Open eypros opened 3 days ago
Hi!
When you look for inference do you refer to using the fine-tuned decoders (+ LoRA) on Pascal VOC and ADE20k using the ViT-L DINOv2 weights? In explanation.ipynb
in the root of the project I have some examples of how to use this combination. For example,
import torch
from dino_finetune import DINOV2EncoderLoRA
encoder = torch.hub.load(repo_or_dir="facebookresearch/dinov2", model=f"dinov2_vitl14_reg").cuda()
dino_lora = DINOV2EncoderLoRA(
encoder=encoder,
r=3, # These are the same settings used in training
emb_dim=1024, # The large ViT embedding dim
img_dim=(308, 308), # For ease of use rescaling to a valid patch dimension
n_classes=21, # Number of classes in pascal VOC
use_lora=True,
).cuda()
dino_lora.load_parameters("output/base_voc_lora.pt")
dino_lora.eval()
logits = dino_lora(torch.randn(1, 3, 308, 308).cuda().float())
y_hat = torch.argmax(torch.sigmoid(logits), dim=1)

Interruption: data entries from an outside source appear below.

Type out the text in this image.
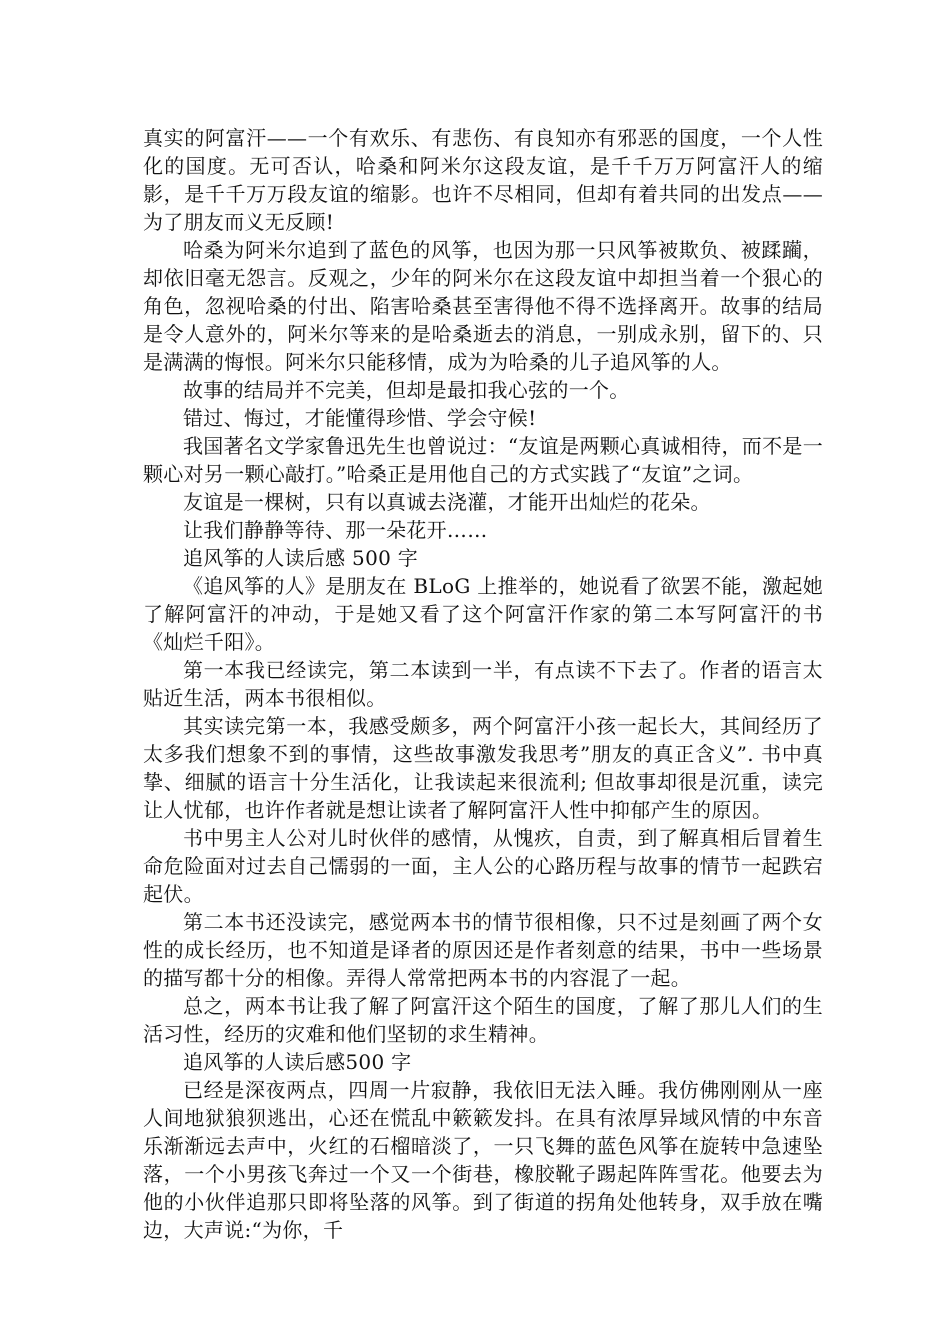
真实的阿富汗——一个有欢乐、有悲伤、有良知亦有邪恶的国度，一个人性化的国度。无可否认，哈桑和阿米尔这段友谊，是千千万万阿富汗人的缩影，是千千万万段友谊的缩影。也许不尽相同，但却有着共同的出发点——为了朋友而义无反顾!

哈桑为阿米尔追到了蓝色的风筝，也因为那一只风筝被欺负、被蹂躏，却依旧毫无怨言。反观之，少年的阿米尔在这段友谊中却担当着一个狠心的角色，忽视哈桑的付出、陷害哈桑甚至害得他不得不选择离开。故事的结局是令人意外的，阿米尔等来的是哈桑逝去的消息，一别成永别，留下的、只是满满的悔恨。阿米尔只能移情，成为为哈桑的儿子追风筝的人。

故事的结局并不完美，但却是最扣我心弦的一个。

错过、悔过，才能懂得珍惜、学会守候!

我国著名文学家鲁迅先生也曾说过：“友谊是两颗心真诚相待，而不是一颗心对另一颗心敲打。”哈桑正是用他自己的方式实践了“友谊”之词。

友谊是一棵树，只有以真诚去浇灌，才能开出灿烂的花朵。

让我们静静等待、那一朵花开……

追风筝的人读后感 500 字

《追风筝的人》是朋友在 BLoG 上推举的，她说看了欲罢不能，激起她了解阿富汗的冲动，于是她又看了这个阿富汗作家的第二本写阿富汗的书《灿烂千阳》。

第一本我已经读完，第二本读到一半，有点读不下去了。作者的语言太贴近生活，两本书很相似。

其实读完第一本，我感受颇多，两个阿富汗小孩一起长大，其间经历了太多我们想象不到的事情，这些故事激发我思考”朋友的真正含义”. 书中真挚、细腻的语言十分生活化，让我读起来很流利; 但故事却很是沉重，读完让人忧郁，也许作者就是想让读者了解阿富汗人性中抑郁产生的原因。

书中男主人公对儿时伙伴的感情，从愧疚，自责，到了解真相后冒着生命危险面对过去自己懦弱的一面，主人公的心路历程与故事的情节一起跌宕起伏。

第二本书还没读完，感觉两本书的情节很相像，只不过是刻画了两个女性的成长经历，也不知道是译者的原因还是作者刻意的结果，书中一些场景的描写都十分的相像。弄得人常常把两本书的内容混了一起。

总之，两本书让我了解了阿富汗这个陌生的国度，了解了那儿人们的生活习性，经历的灾难和他们坚韧的求生精神。

追风筝的人读后感500 字

已经是深夜两点，四周一片寂静，我依旧无法入睡。我仿佛刚刚从一座人间地狱狼狈逃出，心还在慌乱中簌簌发抖。在具有浓厚异域风情的中东音乐渐渐远去声中，火红的石榴暗淡了，一只飞舞的蓝色风筝在旋转中急速坠落，一个小男孩飞奔过一个又一个街巷，橡胶靴子踢起阵阵雪花。他要去为他的小伙伴追那只即将坠落的风筝。到了街道的拐角处他转身，双手放在嘴边，大声说:“为你，千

y_hat.shape # (1, 308, 308)
I am interested in utilizing your work for a project. So, the actual use include training to a custom dataset and using the model to infer masks afterwards. I couldn't find any direct information regarding the inference information.
My question is am I supposed to follow the original Dinov2 approach for inference or should I deduce the approach using the evaluation code you provide (inside the train pipeline that is)?
Can you provide a minimal, functional example for inference?